36 ÷ 6² × 3² + 3³

157K 29.6K 6.9K
                                    

"200 poin pelanggaran yang akan diakumulasikan ke nilai akhir ujian sekolah, sanksi tipe B, dan—"

"Atas dasar apa? Speak up soal busuknya sekolah ini?"

Pak Gum menggebrak meja keras-keras. Kelima siswa di ruangan itu berjengit, jemari terkepal, adrenalin berkumpul di ujung neuron masing-masing. Kenan perlu menahan lengan Ale yang sudah sangat tegang agar tidak menghajar guru Kimia mereka itu sekarang juga.

"Atas dasar mengadakan kericuhan—"

"Kericuhan?"

"ALETHEIA!"

"PAK, SEKOLAH BARU AJA BUNUH SATU MURID!"

"KALIAN TIDAK PUNYA BUKTI APA PUN SOAL ITU!" bentak Pak Gum. "INI NAMANYA MENYEBARKAN BERITA BOHONG!"

Ale menggertakkan gigi, setengah mati menahan diri. Pak Gum menghela napas keras. Penanggung jawab nol satu itu tiba-tiba merendahkan volumenya.

"Saya tau kalian marah."

Jeda.

"Saya juga tau sistem ini bukan sistem pendidikan yang baik."

Ale mendengus keras. "YA KALO GITU KENAPA—"

"Tapi sistem ini sudah berjalan selama bertahun-tahun dan membawa sekolah kita ke puncak!" lanjut guru itu tegas. "Ini dua bulan terakhir sebelum Ujian Nasional, Aletheia. Kalau sampai apa yang terjadi pada Thalia diketahui media, masa depan ratusan murid dipertaruhkan.
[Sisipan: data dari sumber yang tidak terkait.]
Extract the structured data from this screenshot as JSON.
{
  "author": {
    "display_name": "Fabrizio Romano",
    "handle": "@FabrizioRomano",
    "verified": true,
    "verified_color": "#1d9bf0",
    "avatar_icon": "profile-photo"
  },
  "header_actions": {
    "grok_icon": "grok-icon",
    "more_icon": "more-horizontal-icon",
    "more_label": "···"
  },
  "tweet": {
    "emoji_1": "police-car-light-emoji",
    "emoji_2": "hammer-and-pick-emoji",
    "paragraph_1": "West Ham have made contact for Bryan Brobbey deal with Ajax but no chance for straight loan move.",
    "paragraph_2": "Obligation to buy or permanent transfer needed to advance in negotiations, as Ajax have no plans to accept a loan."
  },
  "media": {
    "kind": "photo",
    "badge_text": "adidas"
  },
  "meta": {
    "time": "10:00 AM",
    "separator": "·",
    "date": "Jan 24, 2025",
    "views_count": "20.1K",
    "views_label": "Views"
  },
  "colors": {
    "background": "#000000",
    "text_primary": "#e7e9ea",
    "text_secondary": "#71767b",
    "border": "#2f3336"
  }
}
Sekolah hanya berusaha melakukan yang terbaik—"

"Yang terbaik?" sela Kai. "Pura-pura semua baik-baik aja dan bilang apa yang terjadi sama Thalia bukan salah sekolah, itu yang terbaik?" Gadis itu berdiri. "Kalau nggak ada yang ngungkap semuanya, sampai kapan pun sistem ini bakal berjalan terus, Pak. Setiap ada murid yang kewalahan dan jatuh, sekolah bakal cuma nutupin hal itu. Lagi.. dan lagi. Kasus kaya gini bakal terus terjadi dan bakal ada Thalia-Thalia lain."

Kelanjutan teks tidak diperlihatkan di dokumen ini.